Wednesday, October 26, 2011

Vulnerability: Toward Intimacy with God

Come to me, all who labor and are heavy laden, and I will give you rest.

Humble yourselves, therefore, under the mighty hand of God so that at the proper time he may exalt you, casting all your anxieties on him, because he cares for you.  

Scripture is clear that God wants us to come to Him.  This fact is nothing short of miraculous in itself.  But even more wonderful is how He wants us to come...with confidence.

Let us then with confidence draw near to the throne of grace, that we may receive mercy and find grace to help in time of need.


Often, when I approach the throne of grace, I am clothed in doubt.  Doubt about whether God hears, about whether He will answer, about whether I even ought to be asking in the first place.  But we have been given the ultimate authority to enter in, to ask, and to receive when we come in the name of Jesus.  Relying on His worth and His name, we can approach with confidence.

Some people twist these verses and others to say that God is ultimately interested in our success or our happiness--if we pray for something, we'll get it.  That's not what we're saying here.  But what does interest God--an amazing thought--is our hearts.  He is interested in our drawing near, in our seeking from Him, in our asking.  He is interested in intimate relationship with us.  He "takes pleasure in those who fear him, in those who hope in his steadfast love!"  

Often the doubt comes when I analyze what I'm seeking, whether it's a great teacher for my children, a job for someone I love, sales commission on our next paycheck, or something as simple as affordable fall clothes for the kids.  I wonder whether what I'm asking is best.  I question my motives in asking.  I wonder whether it is godly to be asking for whatever I'm seeking.  So I filter my prayers through the lens of what I deem appropriate.  I pretty it up.  I substitute what my heart really wants or needs for what I think is a more godly request.  I feel the need to quickly say "if it's Your will" right after I ask.  I try to justify my needs.  And sometimes, I don't feel like they are holy enough to bring to God at all.

So, I pray incomplete prayers, avoiding vulnerability.  I talk about my heart's desires to other people instead.  I meditate on those desires.  I search for the best price on them, or talk to someone who I think can help me obtain them.  But I don't pray about them.  Because I'm just not sure if they're godly requests. 

But when I do this, I am relying on my own provision.  I am not trusting God to answer my prayers.  I am not trusting Him to provide the desires of my heart.  And even more importantly, I'm not even sharing my heart with Him.

Intimate relationships are built on trust and over time.  One person knows he or she can count on the other.

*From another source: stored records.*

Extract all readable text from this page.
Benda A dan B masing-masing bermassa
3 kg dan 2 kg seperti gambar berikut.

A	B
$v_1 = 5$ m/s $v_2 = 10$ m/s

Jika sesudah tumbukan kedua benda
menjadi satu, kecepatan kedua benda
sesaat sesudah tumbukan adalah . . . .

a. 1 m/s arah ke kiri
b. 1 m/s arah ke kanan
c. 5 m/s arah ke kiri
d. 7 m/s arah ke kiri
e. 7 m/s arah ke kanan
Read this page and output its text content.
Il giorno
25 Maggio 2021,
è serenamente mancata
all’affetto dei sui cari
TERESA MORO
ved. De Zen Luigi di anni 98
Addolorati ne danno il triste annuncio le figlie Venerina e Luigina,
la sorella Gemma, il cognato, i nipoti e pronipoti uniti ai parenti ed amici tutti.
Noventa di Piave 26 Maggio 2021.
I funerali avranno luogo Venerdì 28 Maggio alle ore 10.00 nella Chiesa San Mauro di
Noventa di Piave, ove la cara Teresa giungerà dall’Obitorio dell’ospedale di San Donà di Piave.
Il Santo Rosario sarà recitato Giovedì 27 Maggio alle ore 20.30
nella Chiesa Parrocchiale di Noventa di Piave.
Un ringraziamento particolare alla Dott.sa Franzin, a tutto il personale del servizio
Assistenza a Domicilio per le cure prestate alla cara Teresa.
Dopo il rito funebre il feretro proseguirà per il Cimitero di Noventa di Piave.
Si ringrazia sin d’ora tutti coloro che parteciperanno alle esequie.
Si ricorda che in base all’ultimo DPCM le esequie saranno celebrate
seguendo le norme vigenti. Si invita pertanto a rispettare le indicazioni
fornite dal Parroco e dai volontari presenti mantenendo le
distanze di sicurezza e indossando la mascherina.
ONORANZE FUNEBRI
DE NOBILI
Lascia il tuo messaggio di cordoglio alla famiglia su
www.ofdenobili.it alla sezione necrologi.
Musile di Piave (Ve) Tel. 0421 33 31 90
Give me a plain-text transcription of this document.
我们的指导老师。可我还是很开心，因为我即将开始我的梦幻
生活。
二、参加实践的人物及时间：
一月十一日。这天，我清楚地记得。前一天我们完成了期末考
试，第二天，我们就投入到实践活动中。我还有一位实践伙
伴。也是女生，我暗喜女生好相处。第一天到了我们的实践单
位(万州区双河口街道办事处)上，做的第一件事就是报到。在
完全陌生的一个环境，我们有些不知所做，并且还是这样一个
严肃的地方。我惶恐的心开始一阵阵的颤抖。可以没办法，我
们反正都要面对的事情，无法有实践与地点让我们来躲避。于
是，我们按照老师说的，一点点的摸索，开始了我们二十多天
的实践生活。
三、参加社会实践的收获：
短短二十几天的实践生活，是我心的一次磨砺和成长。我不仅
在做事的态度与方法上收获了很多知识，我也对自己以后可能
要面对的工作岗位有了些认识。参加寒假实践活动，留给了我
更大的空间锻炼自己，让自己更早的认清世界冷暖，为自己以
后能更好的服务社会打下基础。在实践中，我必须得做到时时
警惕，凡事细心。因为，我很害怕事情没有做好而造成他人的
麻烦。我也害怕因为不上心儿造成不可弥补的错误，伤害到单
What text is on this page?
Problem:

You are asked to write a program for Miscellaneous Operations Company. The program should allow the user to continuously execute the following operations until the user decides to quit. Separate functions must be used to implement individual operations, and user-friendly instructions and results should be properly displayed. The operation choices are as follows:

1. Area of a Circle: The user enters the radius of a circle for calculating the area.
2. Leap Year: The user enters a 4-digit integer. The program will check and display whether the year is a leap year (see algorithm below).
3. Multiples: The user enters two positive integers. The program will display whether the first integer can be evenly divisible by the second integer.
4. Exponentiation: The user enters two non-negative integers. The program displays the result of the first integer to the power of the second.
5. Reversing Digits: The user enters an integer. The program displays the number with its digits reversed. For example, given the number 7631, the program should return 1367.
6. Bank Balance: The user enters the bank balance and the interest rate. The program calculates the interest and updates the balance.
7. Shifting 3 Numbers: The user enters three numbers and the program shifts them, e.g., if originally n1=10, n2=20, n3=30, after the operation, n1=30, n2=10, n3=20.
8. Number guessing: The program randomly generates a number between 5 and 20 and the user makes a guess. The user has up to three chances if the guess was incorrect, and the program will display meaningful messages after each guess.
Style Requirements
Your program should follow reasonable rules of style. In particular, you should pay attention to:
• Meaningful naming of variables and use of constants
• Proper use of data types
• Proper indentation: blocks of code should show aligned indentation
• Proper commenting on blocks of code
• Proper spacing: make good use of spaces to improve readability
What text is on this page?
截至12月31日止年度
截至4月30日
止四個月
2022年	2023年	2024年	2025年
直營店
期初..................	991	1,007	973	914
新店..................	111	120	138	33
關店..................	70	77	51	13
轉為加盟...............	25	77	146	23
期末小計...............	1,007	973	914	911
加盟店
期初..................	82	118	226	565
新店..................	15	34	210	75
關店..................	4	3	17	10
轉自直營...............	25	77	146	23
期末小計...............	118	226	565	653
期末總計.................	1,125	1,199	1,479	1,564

They know each other's hearts.  They can be vulnerable.  They are safe talking about their true desires with each other.  And isn't this true with God?  Certainly He "knows what you need before you ask him."  And certainly He doesn't always provide as we envision.  And yet we are instructed that "in everything by prayer and supplication with thanksgiving let your requests be made known to God" because it is in the asking that we develop that relationship, that intimacy.  It is in the revelation of our hearts before Him that we learn how perfectly He loves us.  It is in prayer that we offer up our requests to God and sit back and watch how He works.

He tells us,

Delight yourself in the LORD, and he will give you the desires of your heart.

And God doesn't qualify this statement.  He doesn't tell us to pretty up our desires before we bring them.  He tells us to draw near.  He talks about the desires of our hearts--as if they are something He really cares about.

I don't believe it is faithful of me to ask only for the things I believe God is going to give anyway.  It's not holy for me to filter my prayers, making sure to ask only for the "good" requests.  It robs me of intimacy with God.

I can trust Him with my heart.  I can be vulnerable, exposing my truest, deepest desires to Him.  And I can rest in knowing He cares for me.  He wants me to bring those desires to Him--not strive after them with my own might and hope for the best.  And when I bring them to Him, I can trust that He hears them, that He cares for me!  Oh, how I struggle to believe that He would really love me in this way.  But the Scriptures resound with this beautiful, inexplicable truth.